Le docteur l'invita à sortir, ce qu'elle fit un peu malgré elle. On se retrouva alors à deux, assis face à face.
Dr: Myria, tu es déjà une grande fille, je suis sur que tu as un petit copain, alors répond moi franchement, tu es vierge ou pas?
Moi: Je... Je... Je ne sais pas tonton...
Lui: Comment ca tu ne sais pas? Tu as déjà eu des rapports sexuels ou pas?
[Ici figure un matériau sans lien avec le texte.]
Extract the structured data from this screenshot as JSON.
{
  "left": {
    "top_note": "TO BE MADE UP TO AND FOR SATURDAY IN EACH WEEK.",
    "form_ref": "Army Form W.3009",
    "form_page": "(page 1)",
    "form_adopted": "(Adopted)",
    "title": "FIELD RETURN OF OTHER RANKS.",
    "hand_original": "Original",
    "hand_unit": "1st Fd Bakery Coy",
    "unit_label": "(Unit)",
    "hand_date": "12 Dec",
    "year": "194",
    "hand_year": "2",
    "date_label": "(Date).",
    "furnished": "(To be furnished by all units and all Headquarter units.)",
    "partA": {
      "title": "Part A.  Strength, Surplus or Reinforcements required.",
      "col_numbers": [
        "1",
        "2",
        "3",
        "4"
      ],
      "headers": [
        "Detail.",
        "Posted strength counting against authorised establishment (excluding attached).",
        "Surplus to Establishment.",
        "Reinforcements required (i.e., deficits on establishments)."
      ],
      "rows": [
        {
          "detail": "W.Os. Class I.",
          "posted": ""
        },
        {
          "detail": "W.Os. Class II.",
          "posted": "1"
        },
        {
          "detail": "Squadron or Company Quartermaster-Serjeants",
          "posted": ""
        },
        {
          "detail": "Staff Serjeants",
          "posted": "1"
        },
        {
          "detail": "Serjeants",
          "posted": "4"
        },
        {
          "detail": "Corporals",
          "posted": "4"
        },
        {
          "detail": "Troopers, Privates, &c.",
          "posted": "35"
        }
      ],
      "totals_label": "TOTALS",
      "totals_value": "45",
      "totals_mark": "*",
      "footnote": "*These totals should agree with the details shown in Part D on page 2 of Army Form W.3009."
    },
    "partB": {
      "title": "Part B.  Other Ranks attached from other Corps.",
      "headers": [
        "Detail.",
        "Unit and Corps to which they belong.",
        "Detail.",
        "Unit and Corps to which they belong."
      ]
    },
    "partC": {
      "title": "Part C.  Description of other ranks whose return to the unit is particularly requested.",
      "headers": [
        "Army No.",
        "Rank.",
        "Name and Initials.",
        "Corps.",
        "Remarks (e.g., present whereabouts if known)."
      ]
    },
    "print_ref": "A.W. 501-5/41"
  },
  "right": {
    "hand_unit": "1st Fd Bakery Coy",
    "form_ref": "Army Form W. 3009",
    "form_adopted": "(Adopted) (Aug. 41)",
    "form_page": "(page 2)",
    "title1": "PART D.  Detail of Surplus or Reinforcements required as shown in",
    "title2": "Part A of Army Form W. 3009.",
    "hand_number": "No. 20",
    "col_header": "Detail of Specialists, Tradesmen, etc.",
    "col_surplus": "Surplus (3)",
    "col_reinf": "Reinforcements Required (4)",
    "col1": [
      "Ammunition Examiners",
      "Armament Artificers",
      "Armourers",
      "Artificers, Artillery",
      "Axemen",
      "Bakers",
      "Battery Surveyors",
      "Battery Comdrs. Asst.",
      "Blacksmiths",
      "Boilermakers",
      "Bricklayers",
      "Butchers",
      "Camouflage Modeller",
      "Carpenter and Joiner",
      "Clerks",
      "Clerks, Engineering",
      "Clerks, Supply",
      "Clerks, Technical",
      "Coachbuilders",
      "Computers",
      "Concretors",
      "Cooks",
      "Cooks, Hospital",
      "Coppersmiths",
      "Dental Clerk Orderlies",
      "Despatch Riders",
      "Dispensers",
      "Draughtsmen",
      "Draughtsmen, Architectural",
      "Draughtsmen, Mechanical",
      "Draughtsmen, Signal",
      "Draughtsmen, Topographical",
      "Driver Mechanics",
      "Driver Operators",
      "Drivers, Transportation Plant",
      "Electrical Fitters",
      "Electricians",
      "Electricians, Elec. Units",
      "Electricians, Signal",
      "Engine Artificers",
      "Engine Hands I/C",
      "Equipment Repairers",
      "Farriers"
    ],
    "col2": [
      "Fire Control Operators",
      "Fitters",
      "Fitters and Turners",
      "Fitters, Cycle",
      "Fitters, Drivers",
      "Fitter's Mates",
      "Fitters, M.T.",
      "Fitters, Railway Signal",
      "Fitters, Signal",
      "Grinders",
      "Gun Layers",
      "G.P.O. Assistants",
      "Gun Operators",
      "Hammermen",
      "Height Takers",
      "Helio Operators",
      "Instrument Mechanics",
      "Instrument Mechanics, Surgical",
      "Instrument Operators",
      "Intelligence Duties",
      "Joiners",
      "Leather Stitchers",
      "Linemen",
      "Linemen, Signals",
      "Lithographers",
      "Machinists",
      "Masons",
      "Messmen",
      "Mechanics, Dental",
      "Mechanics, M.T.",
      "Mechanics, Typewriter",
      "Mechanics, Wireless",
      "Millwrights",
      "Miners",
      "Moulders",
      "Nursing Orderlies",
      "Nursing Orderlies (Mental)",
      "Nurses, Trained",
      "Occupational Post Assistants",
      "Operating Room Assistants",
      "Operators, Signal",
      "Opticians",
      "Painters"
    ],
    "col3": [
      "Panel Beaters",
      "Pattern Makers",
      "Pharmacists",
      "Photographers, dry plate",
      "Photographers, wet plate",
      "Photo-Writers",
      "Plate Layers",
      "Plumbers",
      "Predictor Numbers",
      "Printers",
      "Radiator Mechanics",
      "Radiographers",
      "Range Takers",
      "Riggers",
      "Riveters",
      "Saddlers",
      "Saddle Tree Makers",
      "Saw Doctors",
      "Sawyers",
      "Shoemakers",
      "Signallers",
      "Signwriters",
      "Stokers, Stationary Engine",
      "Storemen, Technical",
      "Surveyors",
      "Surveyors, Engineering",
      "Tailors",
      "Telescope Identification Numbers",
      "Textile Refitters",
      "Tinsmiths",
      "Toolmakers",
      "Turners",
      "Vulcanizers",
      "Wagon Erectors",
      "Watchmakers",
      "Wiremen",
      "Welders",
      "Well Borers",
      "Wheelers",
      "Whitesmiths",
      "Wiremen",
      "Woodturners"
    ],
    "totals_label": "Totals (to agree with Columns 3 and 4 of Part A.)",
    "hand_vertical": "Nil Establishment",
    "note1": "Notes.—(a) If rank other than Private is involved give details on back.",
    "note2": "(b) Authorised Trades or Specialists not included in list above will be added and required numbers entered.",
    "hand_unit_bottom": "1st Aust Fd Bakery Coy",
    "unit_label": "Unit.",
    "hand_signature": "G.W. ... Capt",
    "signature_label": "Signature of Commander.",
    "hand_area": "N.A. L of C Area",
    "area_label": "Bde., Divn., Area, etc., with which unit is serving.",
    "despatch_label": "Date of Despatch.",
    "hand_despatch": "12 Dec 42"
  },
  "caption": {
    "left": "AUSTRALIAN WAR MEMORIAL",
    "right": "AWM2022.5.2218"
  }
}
Mais qu'est-ce qu'ils ont tous??? Je ne sais pas c'est a dire JE NE SAIS PAS!!! Aka!
Moi: ....
Dr: Mais tu as dormi où ce jour là?
Meme vous-mêmes, là je lui injecte la doc qu'on a créé Gégé et moi, sans omission aucune!!!
Dr: Mais pourquoi tu ne lui as rien dit?
Moi: J'ai essayé tonton...
Dr: Je vois...Bon, enlève tes chaussures, ton pantalon et ton sous-vêtement et allonge toi là (en me pointant l'espèce de table avec deux fers pour mettre les pieds)
Kiééééé! Ah Zame (Oh Dieu, en fang)! Maintenant si je ne suis plus pucelle, je fais comment le matin là? Est-ce qu'on peut même dépuceller quelqu'un avec la langue? Mmmh... Dieu aide moi oh, pardon!
Je m'exécute sans trop broncher, même si j'ai mal honte que tonton me voit nue. Ca c'est un casse feeling hein, faut pas suivre. Me voici maintenant les pieds écartés devant mon oncle. Il met ses gants, prends ses outils, et baisse sa tête au niveau de mon appareil génital.
Il commence à me tripoter le biz. J’émets de petits cris de douleurs. Le gars là me fait même quoi? En tout cas, y a aucune douceur dans ces gestes et ca me fait mal... snif!
Quelques temps après, il avait fini et me demande de me rhabiller.
Dr: Allo Léo, oui demandez à madame Remeno de nous rejoindre.
La porte s'ouvrit et maman revint prendre place à coté de moi.
Dr: Tout d'abord, Ida, je tiens à te dire qu'il n'y a pas besoin de s'affoler. Myria est encore jeune et quand on est jeune, on ne mesure pas nécessairement les conséquences des actes que l'on pose...
Mum, l'interrompant dans sa lancée: Je savais, Poly, j'en étais sure!!! 14ans seulement, mais qu'est ce que je vais en faire, Seigneur? Myria que vais-je faire de toi???